Menurut Syarifah, kendati permintaan ruang kantor bersertifikasi hijau tumbuh di kalangan perusahaan multinasional, tidak demikian halnya dengan perusahaan dalam negeri. ”Penyewa akan berpikir gedung ESG harga sewanya lebih mahal ketimbang nonsertifikat green building karena umumnya merupakan gedung premium grade A dan grade A,” ujarnya.

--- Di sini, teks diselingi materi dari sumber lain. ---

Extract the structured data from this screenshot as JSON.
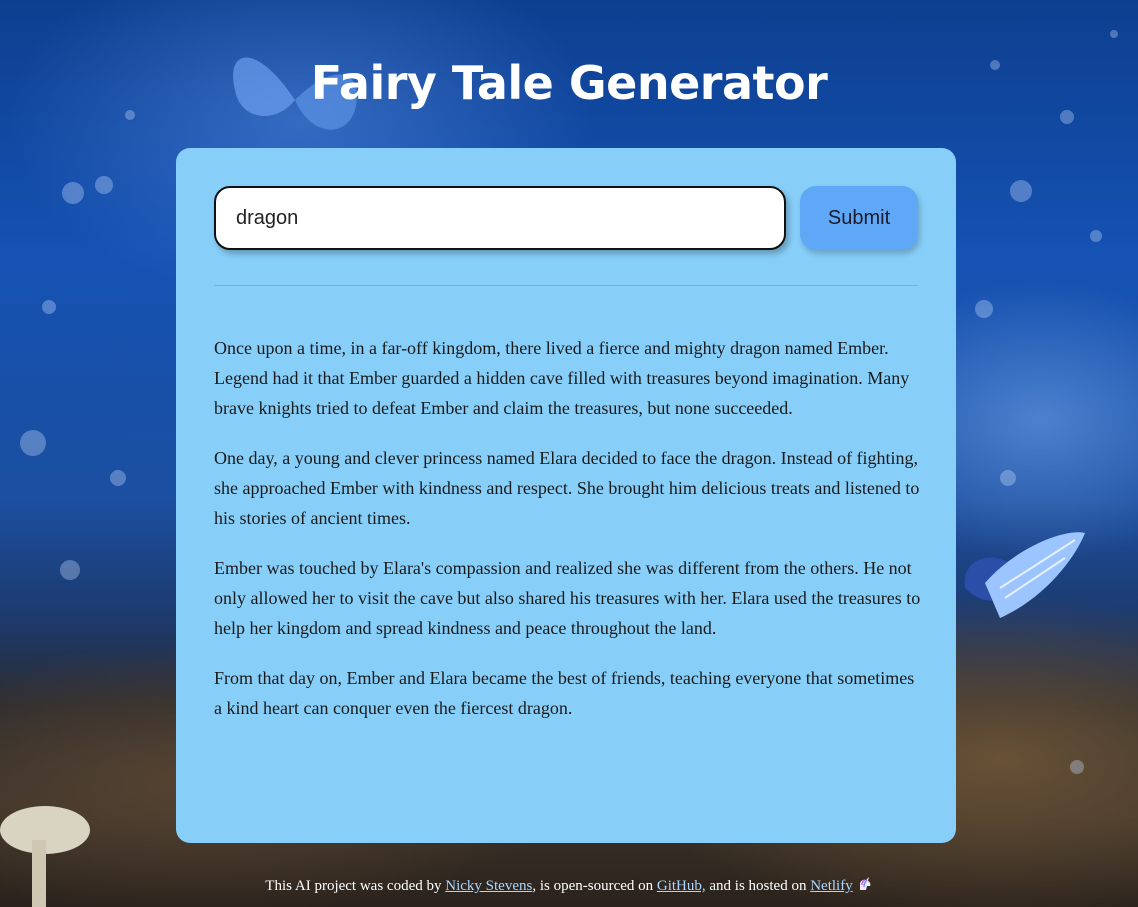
{
  "page": {
    "title": "Fairy Tale Generator"
  },
  "search": {
    "value": "dragon",
    "submit_label": "Submit"
  },
  "story": {
    "paragraphs": [
      "Once upon a time, in a far-off kingdom, there lived a fierce and mighty dragon named Ember. Legend had it that Ember guarded a hidden cave filled with treasures beyond imagination. Many brave knights tried to defeat Ember and claim the treasures, but none succeeded.",
      "One day, a young and clever princess named Elara decided to face the dragon. Instead of fighting, she approached Ember with kindness and respect. She brought him delicious treats and listened to his stories of ancient times.",
      "Ember was touched by Elara's compassion and realized she was different from the others. He not only allowed her to visit the cave but also shared his treasures with her. Elara used the treasures to help her kingdom and spread kindness and peace throughout the land.",
      "From that day on, Ember and Elara became the best of friends, teaching everyone that sometimes a kind heart can conquer even the fiercest dragon."
    ]
  },
  "footer": {
    "text_1": "This AI project was coded by ",
    "author_link": "Nicky Stevens",
    "text_2": ", is open-sourced on ",
    "github_link": "GitHub,",
    "text_3": " and is hosted on ",
    "netlify_link": "Netlify",
    "icon": "unicorn-icon"
  },
  "colors": {
    "card": "#87cef8",
    "button": "#5ea8f7",
    "link": "#a9d6ff"
  }
}
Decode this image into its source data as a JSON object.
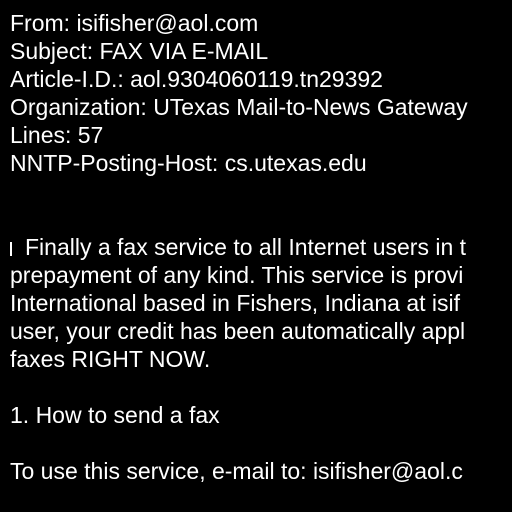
{
  "colors": {
    "background": "#000000",
    "text": "#ffffff"
  },
  "headers": {
    "from": "From: isifisher@aol.com",
    "subject": "Subject: FAX VIA E-MAIL",
    "article_id": "Article-I.D.: aol.9304060119.tn29392",
    "organization": "Organization: UTexas Mail-to-News Gateway",
    "lines": "Lines: 57",
    "nntp_host": "NNTP-Posting-Host: cs.utexas.edu"
  },
  "body": {
    "para1": [
      "Finally a fax service to all Internet users in t",
      "prepayment of any kind. This service is provi",
      "International based in Fishers, Indiana at isif",
      "user, your credit has been automatically appl",
      "faxes RIGHT NOW."
    ],
    "section1_heading": "1. How to send a fax",
    "instruction": "To use this service, e-mail to: isifisher@aol.c"
  }
}
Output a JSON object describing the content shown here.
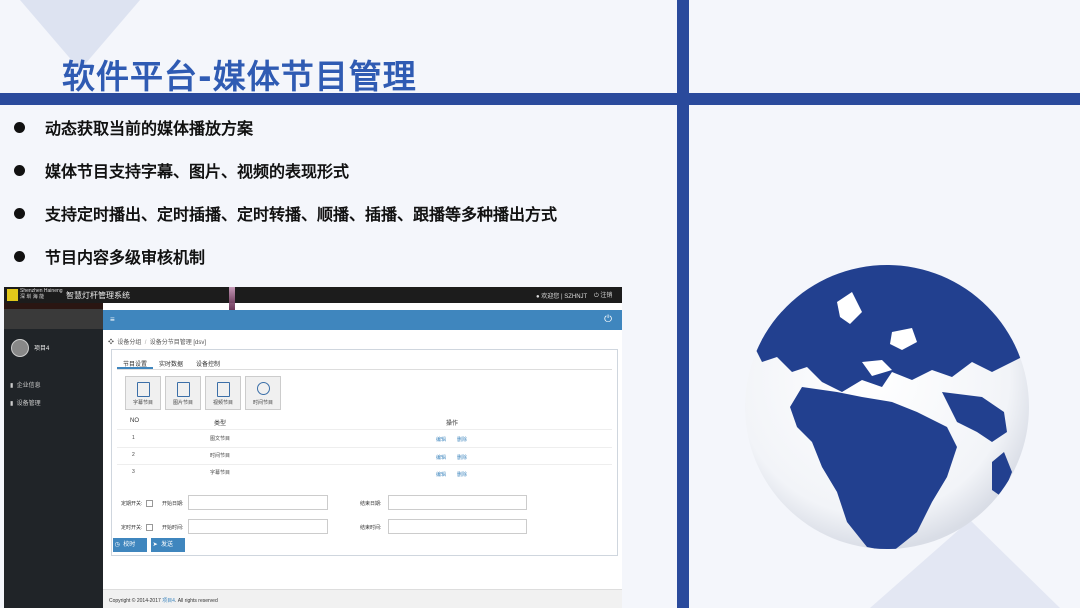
{
  "slide": {
    "title": "软件平台-媒体节目管理",
    "bullets": [
      "动态获取当前的媒体播放方案",
      "媒体节目支持字幕、图片、视频的表现形式",
      "支持定时播出、定时插播、定时转播、顺播、插播、跟播等多种播出方式",
      "节目内容多级审核机制"
    ],
    "accent": "#2a4a9c"
  },
  "app": {
    "logo_en": "Shenzhen Haineng",
    "logo_cn": "深 圳 海 能",
    "title": "智慧灯杆管理系统",
    "welcome": "欢迎您 | SZHNJT",
    "logout": "注销",
    "user": "项目4",
    "sidebar": [
      "企业信息",
      "设备管理"
    ],
    "breadcrumb": [
      "设备分组",
      "设备分节目管理 [dsv]"
    ],
    "tabs": [
      "节目设置",
      "实时数据",
      "设备控制"
    ],
    "tools": [
      "字幕节目",
      "图片节目",
      "视频节目",
      "时间节目"
    ],
    "table": {
      "headers": [
        "NO",
        "类型",
        "操作"
      ],
      "rows": [
        {
          "no": "1",
          "type": "图文节目",
          "edit": "编辑",
          "del": "删除"
        },
        {
          "no": "2",
          "type": "时间节目",
          "edit": "编辑",
          "del": "删除"
        },
        {
          "no": "3",
          "type": "字幕节目",
          "edit": "编辑",
          "del": "删除"
        }
      ]
    },
    "form": {
      "date_switch": "定期开关:",
      "start_date": "开始日期:",
      "end_date": "结束日期:",
      "time_switch": "定时开关:",
      "start_time": "开始时间:",
      "end_time": "结束时间:"
    },
    "buttons": [
      "校时",
      "发送"
    ],
    "copyright_pre": "Copyright © 2014-2017",
    "copyright_link": "项目4",
    "copyright_post": ". All rights reserved"
  }
}
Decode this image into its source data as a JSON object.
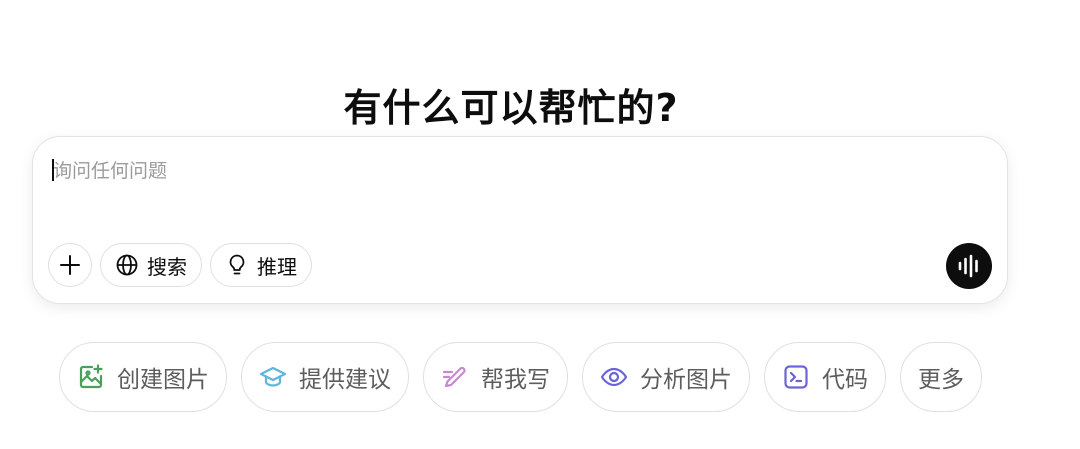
{
  "heading": "有什么可以帮忙的?",
  "composer": {
    "placeholder": "询问任何问题",
    "value": ""
  },
  "tools": {
    "add_icon": "plus-icon",
    "search": {
      "label": "搜索",
      "icon": "globe-icon"
    },
    "reason": {
      "label": "推理",
      "icon": "lightbulb-icon"
    },
    "voice_icon": "voice-waveform-icon"
  },
  "suggestions": [
    {
      "label": "创建图片",
      "icon": "image-create-icon",
      "color": "#4aa05a"
    },
    {
      "label": "提供建议",
      "icon": "graduation-cap-icon",
      "color": "#5bb8d8"
    },
    {
      "label": "帮我写",
      "icon": "pen-icon",
      "color": "#c58bcf"
    },
    {
      "label": "分析图片",
      "icon": "eye-icon",
      "color": "#6b63d9"
    },
    {
      "label": "代码",
      "icon": "terminal-icon",
      "color": "#6b63d9"
    },
    {
      "label": "更多"
    }
  ]
}
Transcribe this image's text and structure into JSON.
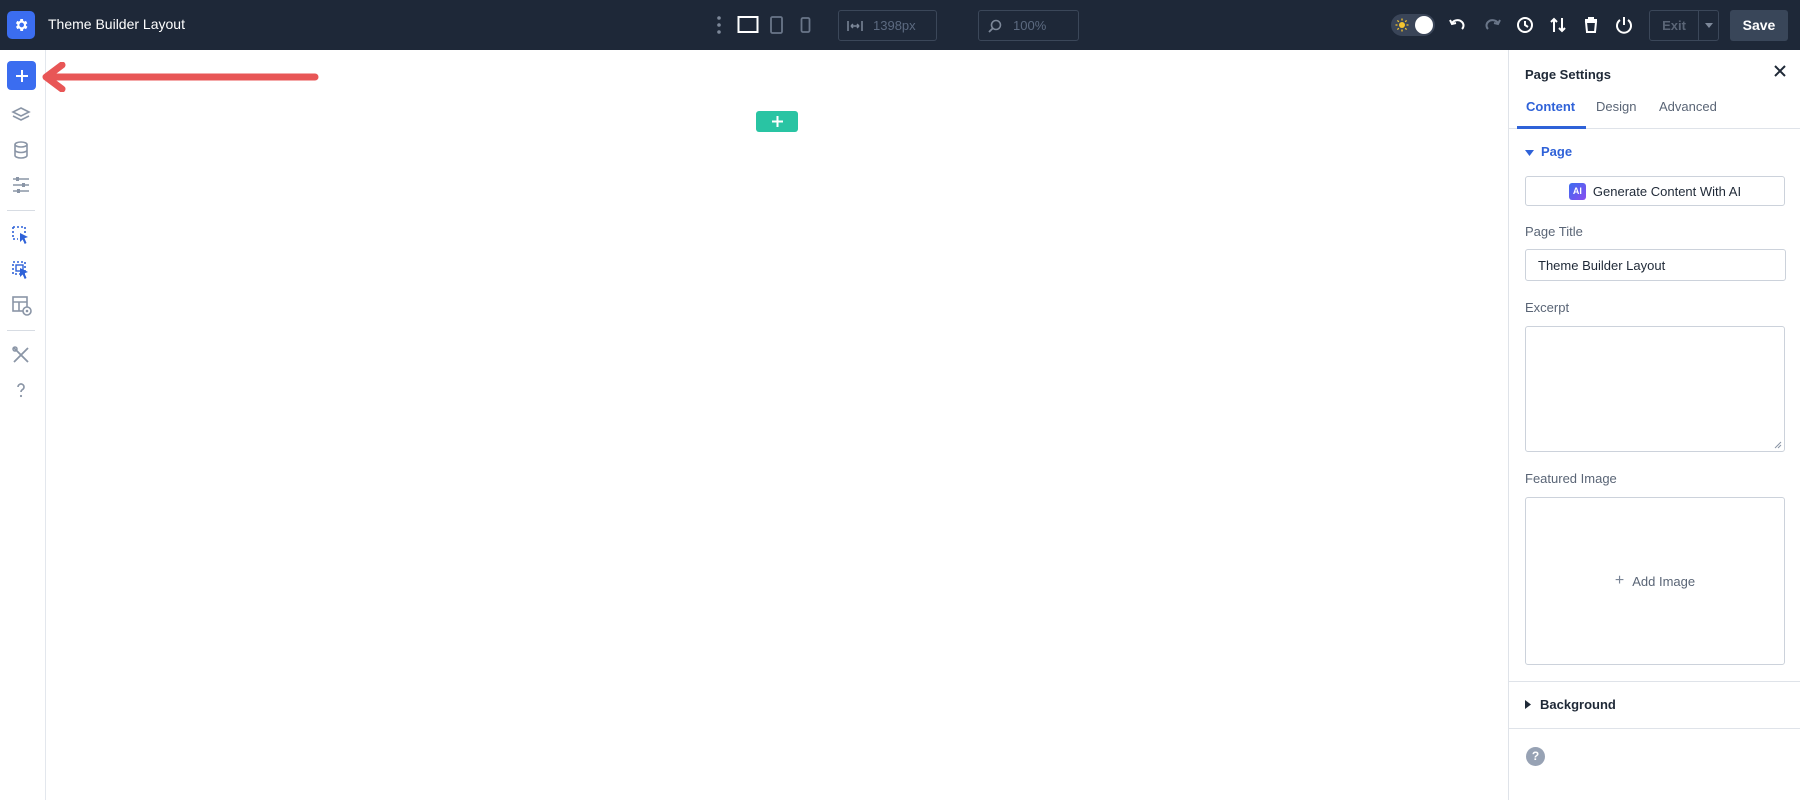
{
  "topbar": {
    "title": "Theme Builder Layout",
    "width_value": "1398px",
    "zoom_value": "100%",
    "exit_label": "Exit",
    "save_label": "Save"
  },
  "colors": {
    "topbar_bg": "#1e2838",
    "accent_blue": "#3b6df0",
    "section_add_green": "#29c4a3",
    "arrow_red": "#e85656",
    "tab_active": "#2f62d8"
  },
  "rail": {
    "icons": [
      "plus-icon",
      "layers-icon",
      "database-icon",
      "sliders-icon",
      "select-cursor-icon",
      "select-multi-cursor-icon",
      "layout-view-icon",
      "tools-icon",
      "help-icon"
    ]
  },
  "panel": {
    "title": "Page Settings",
    "tabs": [
      {
        "label": "Content",
        "active": true
      },
      {
        "label": "Design",
        "active": false
      },
      {
        "label": "Advanced",
        "active": false
      }
    ],
    "page_section": "Page",
    "ai_button": "Generate Content With AI",
    "ai_badge": "AI",
    "page_title_label": "Page Title",
    "page_title_value": "Theme Builder Layout",
    "excerpt_label": "Excerpt",
    "featured_label": "Featured Image",
    "add_image": "Add Image",
    "background_section": "Background",
    "help": "?"
  }
}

Associate Director Occupier Strategy and Solutions Knight Frank Indonesia Rina Martianti mengemukakan, minat perusahaan multinasional terhadap gedung bersertifikat hijau terus meningkat, sejalan dengan arahan dari perusahaan global untuk mendorong prinsip keberlanjutan. Penyewa dari perusahaan multinasional kian mempertimbangkan untuk menyewa ruang perkantoran yang bersertifikat hijau. Misalnya, beberapa penyewa di gedung perkantoran grade B dengan luasan besar melakukan penyesuaian dengan pindah ke gedung hijau dengan sertifikasi hijau.
”Landlord (pemilik gedung perkantoran) harus beradaptasi untuk memenuhi permintaan penyewa. Beradaptasi dengan permintaan gedung sertifikat hijau yang sedang tren merupakan keharusan,” ujar Rina.
Tiyok mengemukakan, hambatan utama yang muncul adalah tidak seluruh gedung memiliki cukup biaya investasi untuk menyesuaikan teknologi, peralatan, dan perbaikan tata kelola. Padahal, penghematan energi, air dan listrik membutuhkan investasi. ”Biaya investasi terkadang menimbulkan kendala, apakah dibebankan ke penyewa atau pemilik gedung,” ujarnya.
Sebelumnya, lembaga konsultan internasional PricewaterhouseCooper (PwC) melalui laporan ”Global Consumer Insights Pulse Survey” periode Juni 2022, Februari 2023, dan Juni 2023 menyebutkan, prinsip lingkungan, sosial, dan tata kelola (ESG) telah memengaruhi perilaku konsumen. Survei global yang dilakukan terhadap 9.000 responden dari 25 negara ini menunjukkan bahwa konsumen bersedia membayar 5-10 persen lebih mahal untuk produk atau jasa yang ramah lingkungan dan berkelanjutan.
Sebanyak 50 persen responden menaruh kepercayaan pada perusahaan yang mengusung prinsip ESG, sedangkan 40-50 persen responden memilih produk dari material yang ramah lingkungan dan berkelanjutan.